Stage 5. Translation
Input:
- stable merged source groups
Output:
- translated groups
Translation should operate on merged text units, not on raw OCR fragments and not on bubble ROIs.
Stage 6. Render
Input:
- translated groups
- render anchors
Output:
- page overlay
Target rules:
- render should consume final merged groups
- render should not influence OCR routing
- quad-aware crop quality should be preserved as far downstream as practical
The current branch already exposes render diagnostics. That should be preserved as a first-class debugging aid.
What Must Not Return
1. Bubble-first default OCR
This must not become the default path again:
bubble detector -> ROI OCRIf a bubble-first route remains, it should stay explicitly secondary and strategy-dependent.
2. Brightness heuristics as OCR gate
Speech-bubble luminance checks are too brittle for manga.
If they remain, they must stay downstream and advisory only.
3. Monolithic OCR engine thinking
The system should not collapse back into "one engine does everything".
The architecture should remain explicit about:
- detector backend
- recognizer backend
- merge stage
That is clearer, more testable, and easier to extend.
4. Detector-specific logic hidden inside unrelated engines
CTD should stay a standalone detector.
Future manga-oriented detectors should also be integrated through detector contracts rather than mounted as special cases inside Paddle or other recognizers.
Minimal Interface Direction
The codebase is already close to these boundaries:
interface ReaderTextDetector {
suspend fun detect(sourceUri: Uri): List<TextRegion>
suspend fun detect(bitmap: Bitmap): List<TextRegion>
}interface ReaderTextRecognizer {
suspend fun recognize(sourceUri: Uri, regions: List<TextRegion>): List<OcrTextBlock>
}The architectural requirement is:
- page OCR orchestration should be expressed in terms of these stages
- route resolution should choose detector and recognizer pairings explicitly
Debugging Requirements
The branch now has a useful render-debug mechanism. The target architecture should preserve and expand this kind of observability.

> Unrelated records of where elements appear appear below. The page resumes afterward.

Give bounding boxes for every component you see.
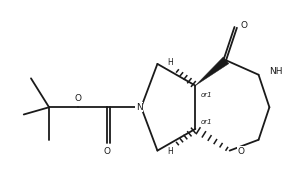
Polygon shape [195,57,229,86]
Text: O: O [74,94,81,103]
Text: H: H [167,58,173,67]
Text: N: N [136,103,143,112]
Text: O: O [240,21,247,30]
Text: H: H [167,147,173,156]
Text: O: O [103,147,110,156]
Text: or1: or1 [201,119,212,125]
Text: NH: NH [269,67,282,76]
Text: or1: or1 [201,92,212,98]
Text: O: O [238,147,245,156]
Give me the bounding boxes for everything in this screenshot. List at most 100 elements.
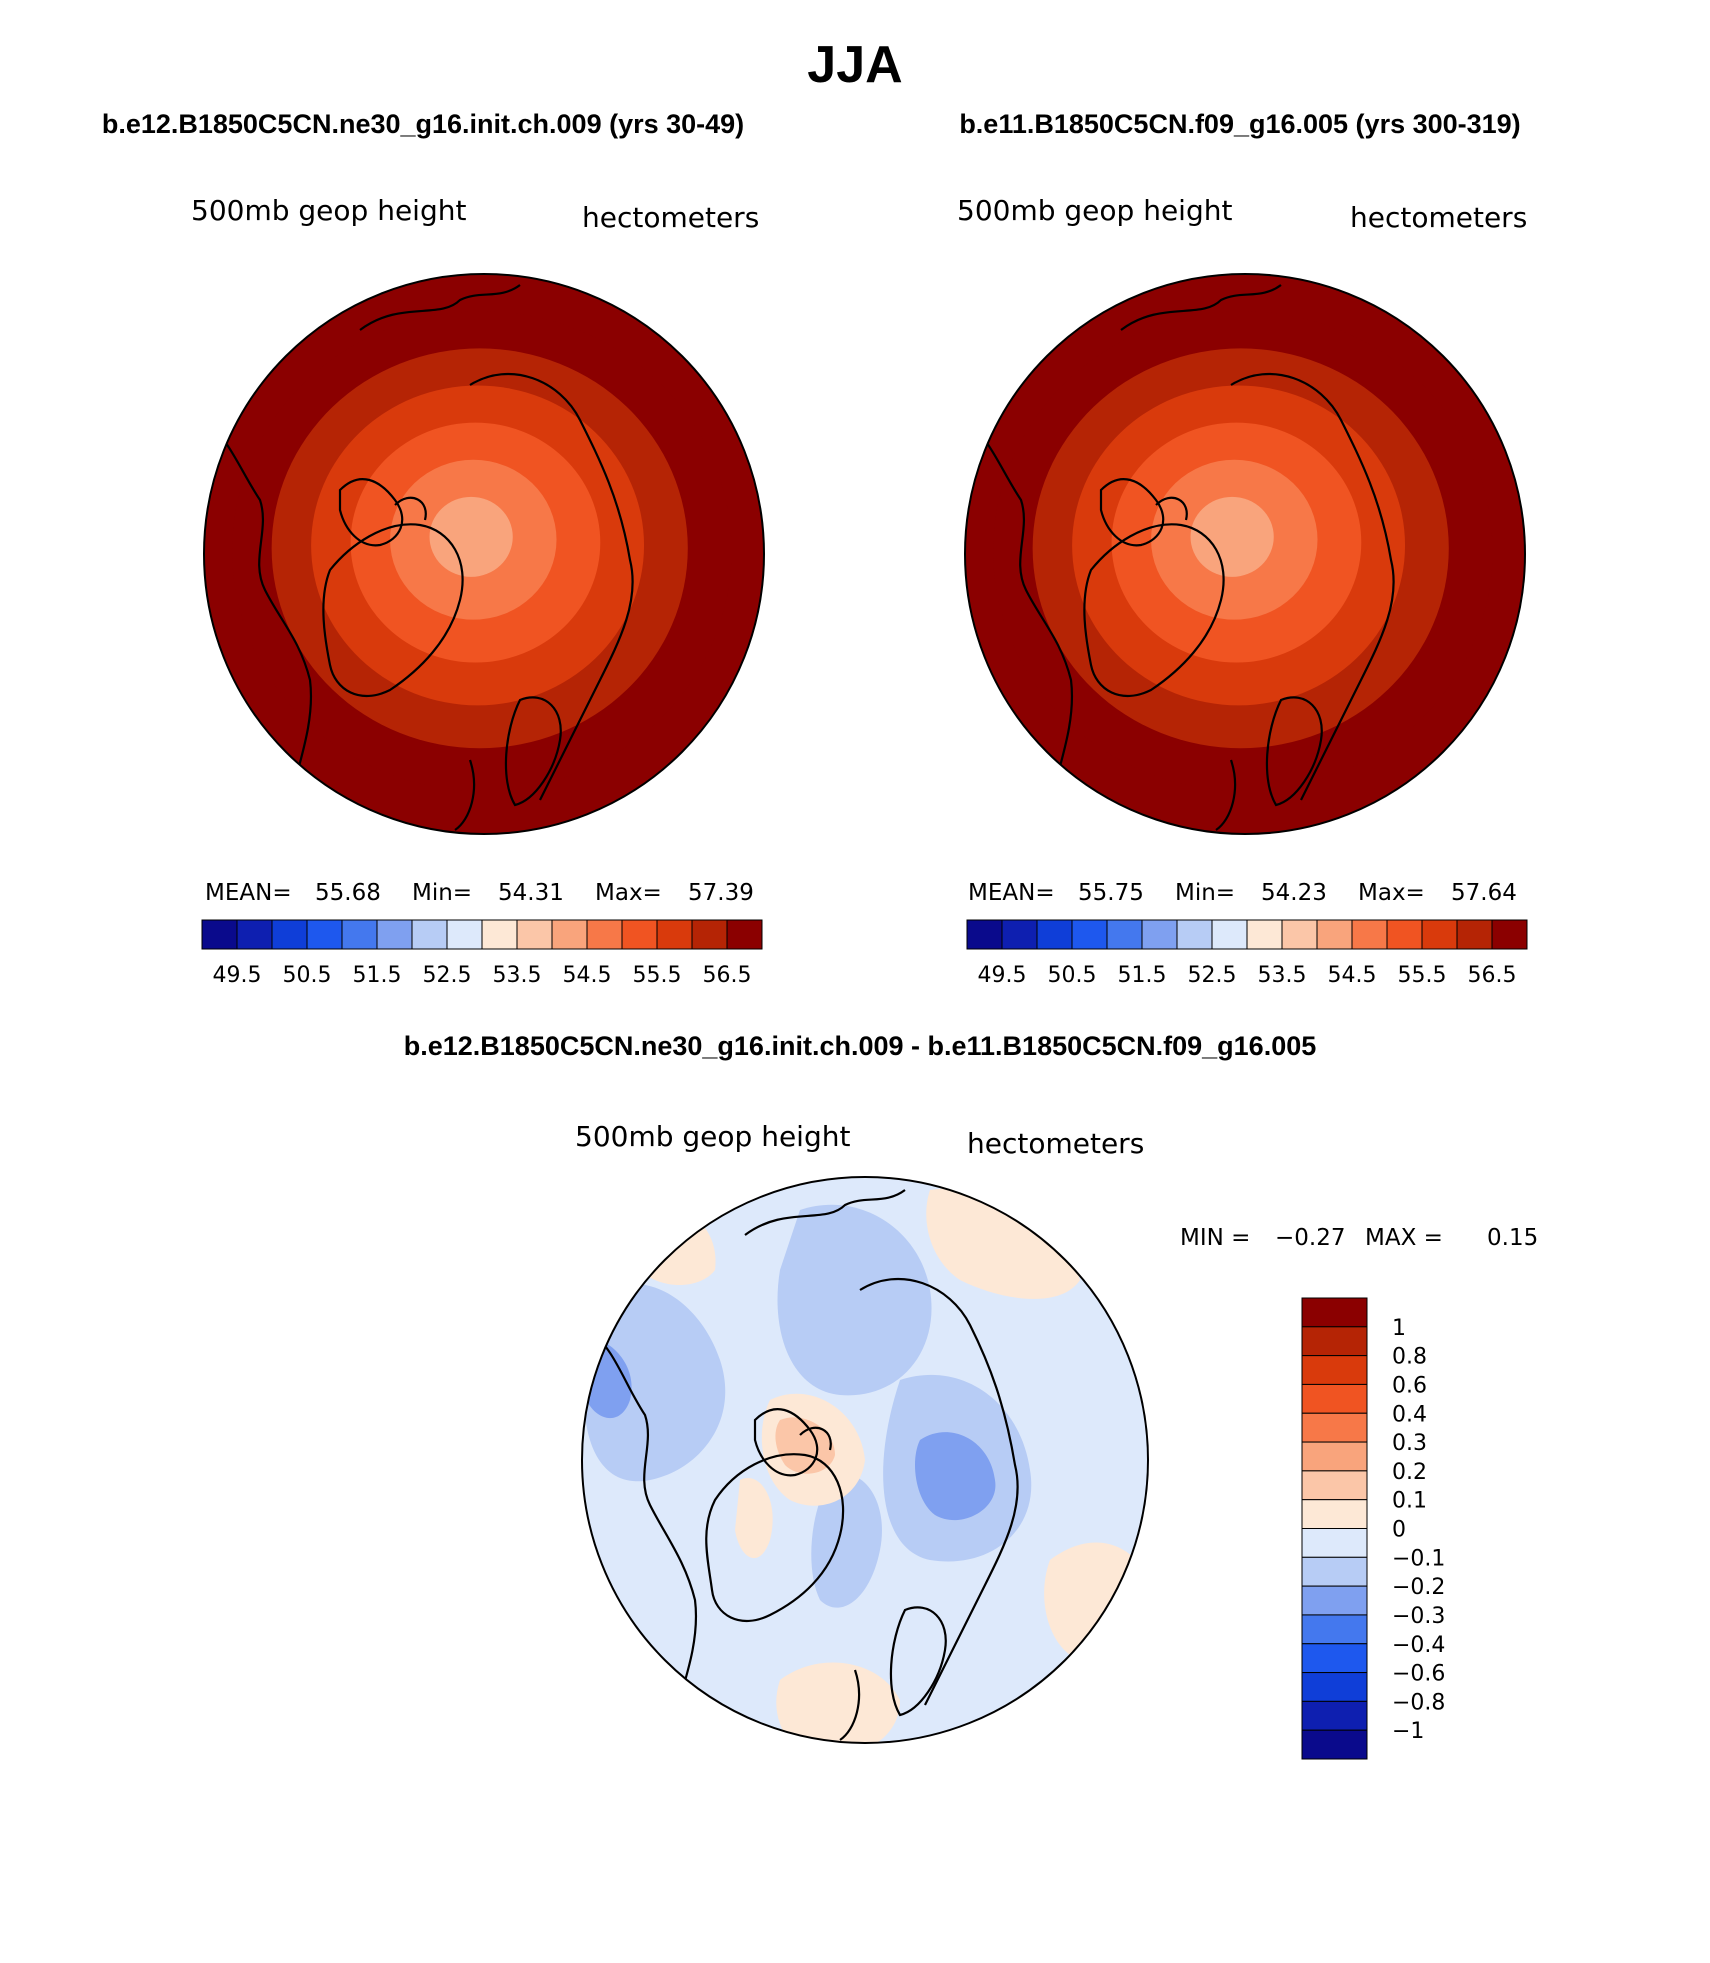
left-map-border [203, 273, 765, 835]
left-max-value: 57.39 [688, 880, 754, 906]
right-alaska [1120, 284, 1282, 331]
right-arctic-islands [1099, 478, 1188, 547]
diff-anomaly-12 [735, 1478, 773, 1559]
right-colorbar-label-2: 51.5 [1118, 963, 1167, 988]
left-max-label: Max= [595, 880, 662, 906]
diff-greenland [705, 1453, 845, 1623]
diff-colorbar-label-9: −0.2 [1392, 1575, 1445, 1600]
right-colorbar-label-3: 52.5 [1188, 963, 1237, 988]
diff-colorbar-label-11: −0.4 [1392, 1633, 1445, 1658]
left-colorbar-box-10 [551, 919, 588, 950]
left-min-value: 54.31 [498, 880, 564, 906]
diff-colorbar-label-12: −0.6 [1392, 1662, 1445, 1687]
left-colorbar-label-0: 49.5 [213, 963, 262, 988]
right-mean-value: 55.75 [1078, 880, 1144, 906]
left-mean-label: MEAN= [205, 880, 292, 906]
left-colorbar-label-4: 53.5 [493, 963, 542, 988]
left-colorbar-box-14 [691, 919, 728, 950]
left-colorbar-box-13 [656, 919, 693, 950]
right-colorbar-labels: 49.5 50.5 51.5 52.5 53.5 54.5 55.5 56.5 [978, 963, 1517, 988]
left-min-label: Min= [412, 880, 472, 906]
diff-min-label: MIN = [1180, 1225, 1250, 1251]
right-colorbar-box-11 [1351, 919, 1388, 950]
left-colorbar-box-8 [481, 919, 518, 950]
left-colorbar-box-6 [411, 919, 448, 950]
diff-colorbar-box-14 [1301, 1700, 1368, 1731]
diff-anomaly-10 [1044, 1542, 1148, 1660]
left-arctic-islands [338, 478, 427, 547]
right-greenland [1083, 523, 1225, 698]
diff-colorbar-label-5: 0.2 [1392, 1460, 1427, 1485]
right-colorbar-box-2 [1036, 919, 1073, 950]
right-colorbar-box-15 [1491, 919, 1528, 950]
left-colorbar-box-11 [586, 919, 623, 950]
right-colorbar-box-5 [1141, 919, 1178, 950]
left-colorbar-label-6: 55.5 [633, 963, 682, 988]
diff-colorbar-box-5 [1301, 1441, 1368, 1472]
diff-colorbar-label-14: −1 [1392, 1719, 1424, 1744]
diff-alaska [744, 1189, 906, 1236]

Useful runtime signals include:
- detected region count by backend
- recognized block count by route
- merge count before and after grouping
- selected route key
- render diagnosis per prepared bubble
This is important because the remaining failures are now mostly quality and geometry issues, not "did OCR run at all" issues.
Near-Term Roadmap
The next architecture-preserving improvements should be:
- Keep CTD, Paddle, and ML Kit integrations expressed as detector/recognizer combinations rather than ad hoc engine branches.
- Continue shrinking the role of bubble-first fallback.
- Push quad-aware geometry further into render placement.
- Keep tuning render sizing based on the new overlay diagnosis instead of adding more heuristics blindly.
Summary
Kototoro should now be developed under this assumption:
The branch has already crossed the architectural boundary.
The remaining work is refinement, not a return to the old OCR shape.The correct long-term shape is still:
detection -> recognition -> merge -> translation -> renderwith bubble logic kept downstream and non-authoritative.